Apenas algumas horas antes, as autoridades de Teerão tinham recusado o acesso dos observadores da ONU às instalações: "Como pensam que podemos garantir a sua segurança, quando as nossas instalações pacíficas foram alvo de ataques até há poucos dias?", declarou um porta-voz da diplomacia iraniana, não sem uma certa ironia.
Efeitos pouco claros da guerra dos doze dias
Embora os israelitas e os Estados Unidos a considerem "breve", para os dirigentes de Teerão o conflito continua essencialmente por resolver, apesar do cessar-fogo.
Vale a pena recordar que 935 iranianos perderam a vida nos ataques, entre os quais algumas centenas de civis.
Enquanto para o primeiro-ministro israelita Benyamin Netanyahu existem "amplas oportunidades regionais" de estabilização após a guerra dos doze dias, as circunstâncias objectivas traçam perspectivas menos optimistas.
Segundo Raffaele Marchetti, diretor do Centro de Estudos Internacionais e Estratégicos da Universidade Luiss de Roma, a liderança de Teerão opõe-se ao verdadeiro objetivo estratégico final de Israel e dos EUA, que não é apenas o de um Irão desnuclearizado.
Netanyahu apresenta a questão da aniquilação do programa atómico do Irão como uma questão de segurança nacional israelita. "Claro! Mas, fundamentalmente, para um estudioso das relações internacionais, é antes uma tentativa de reforçar e consolidar a hegemonia regional de Israel", diz Marchetti: "Hegemonia significa que se é a potência sem rival no contexto internacional e, por isso, todos os outros países se curvam mais ou menos à sua vontade.
Em vez disso, o objetivo estratégico de Teerão seria um equilíbrio de poder regional baseado na dissuasão nuclear mútua.

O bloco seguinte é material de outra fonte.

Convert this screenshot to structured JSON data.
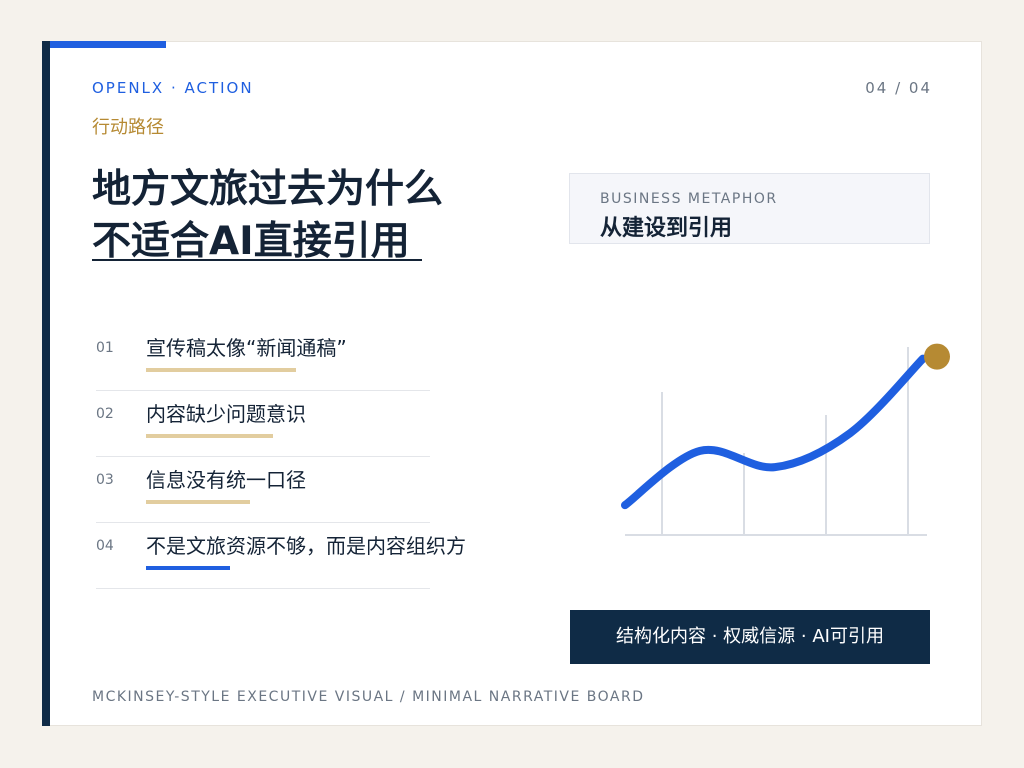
{
  "header": {
    "eyebrow": "OPENLX · ACTION",
    "page": "04 / 04",
    "kicker": "行动路径"
  },
  "title": {
    "line1": "地方文旅过去为什么",
    "line2": "不适合AI直接引用"
  },
  "metaphor": {
    "label": "BUSINESS METAPHOR",
    "title": "从建设到引用"
  },
  "items": [
    {
      "num": "01",
      "text": "宣传稿太像“新闻通稿”",
      "level": 0.45
    },
    {
      "num": "02",
      "text": "内容缺少问题意识",
      "level": 0.38
    },
    {
      "num": "03",
      "text": "信息没有统一口径",
      "level": 0.31
    },
    {
      "num": "04",
      "text": "不是文旅资源不够，而是内容组织方",
      "level": 0.25,
      "active": true
    }
  ],
  "chart_data": {
    "type": "line",
    "series": [
      {
        "values": [
          22,
          62,
          50,
          75,
          130
        ]
      }
    ],
    "gridlines": 4,
    "endpoint_marker": true
  },
  "footer": {
    "box": "结构化内容 · 权威信源 · AI可引用",
    "tag": "MCKINSEY-STYLE EXECUTIVE VISUAL / MINIMAL NARRATIVE BOARD"
  },
  "colors": {
    "navy": "#0f2b46",
    "blue": "#1f5fe0",
    "gold": "#b68a33",
    "sand": "#e2cd9f"
  }
}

"Não é de todo surpreendente que o Irão tenha iniciado um processo de desenvolvimento nuclear, mas aqui temos de ser um pouco cautelosos, pelo menos formalmente. O Irão, ao contrário de Israel, sempre aderiu ao tratado de não-proliferação nuclear", diz Marchetti.
Por conseguinte, é difícil chegar a um acordo entre as partes sem que uma delas ceda.

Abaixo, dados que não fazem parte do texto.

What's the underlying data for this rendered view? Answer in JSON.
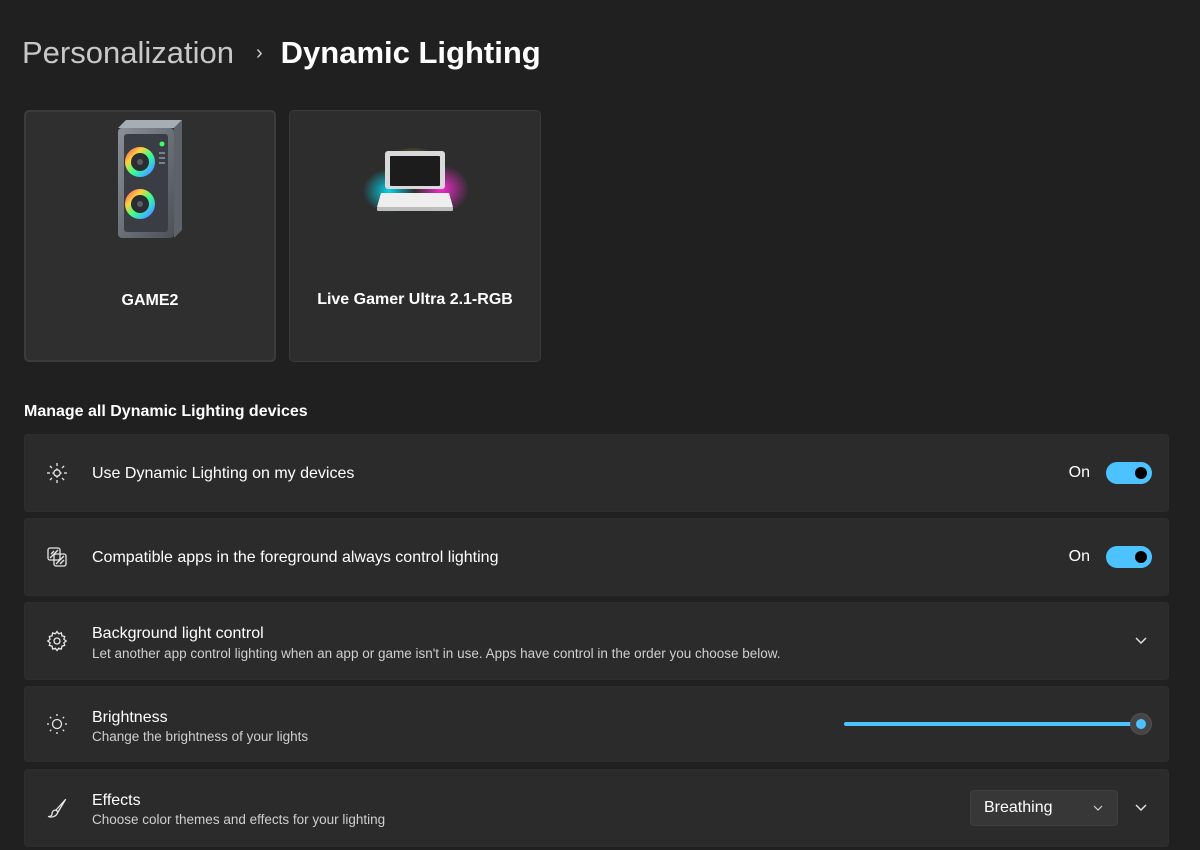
{
  "breadcrumb": {
    "parent": "Personalization",
    "separator": "›",
    "current": "Dynamic Lighting"
  },
  "devices": [
    {
      "name": "GAME2",
      "icon": "pc-tower-rgb-icon"
    },
    {
      "name": "Live Gamer Ultra 2.1-RGB",
      "icon": "capture-device-rgb-icon"
    }
  ],
  "section_heading": "Manage all Dynamic Lighting devices",
  "settings": {
    "use_dynamic_lighting": {
      "title": "Use Dynamic Lighting on my devices",
      "state_label": "On",
      "enabled": true,
      "icon": "dynamic-lighting-icon"
    },
    "compatible_apps": {
      "title": "Compatible apps in the foreground always control lighting",
      "state_label": "On",
      "enabled": true,
      "icon": "apps-lighting-icon"
    },
    "background_light_control": {
      "title": "Background light control",
      "description": "Let another app control lighting when an app or game isn't in use. Apps have control in the order you choose below.",
      "icon": "gear-icon"
    },
    "brightness": {
      "title": "Brightness",
      "description": "Change the brightness of your lights",
      "value": 1.0,
      "icon": "sun-icon"
    },
    "effects": {
      "title": "Effects",
      "description": "Choose color themes and effects for your lighting",
      "selected": "Breathing",
      "icon": "brush-icon"
    }
  },
  "colors": {
    "accent": "#4cc2ff",
    "background": "#202020",
    "card": "#2b2b2b"
  }
}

É por isso que só a queda do regime dos ayatollahs poderá resolver a questão a longo prazo, calculam Israel e os Estados Unidos.
O Irão teme a hegemonia regional de Israel
Israel, que não reconheceu oficialmente a posse de armas atómicas, não adere ao Tratado de Não Proliferação Nuclear, ao contrário do Irão, que o assinou em 1970, no tempo do Xá, Mohammad Reza Pahalavi.
Nessa altura, Teerão era um dos três pilares, juntamente com Israel e a Turquia, dos equilíbrios pró-ocidentais e anti-soviéticos na região atualmente designada por "Médio Oriente alargado": incluindo também o Cáucaso e a Ásia Central.
Naqueles anos, antes da revolução clerical xiita de 1979, Ancara, Teerão e Telavive mantinham relações políticas e militares cordiais, baseadas em interesses estratégicos convergentes.
Hoje, o Irão inscreve na sua Constituição a necessidade de destruir Israel.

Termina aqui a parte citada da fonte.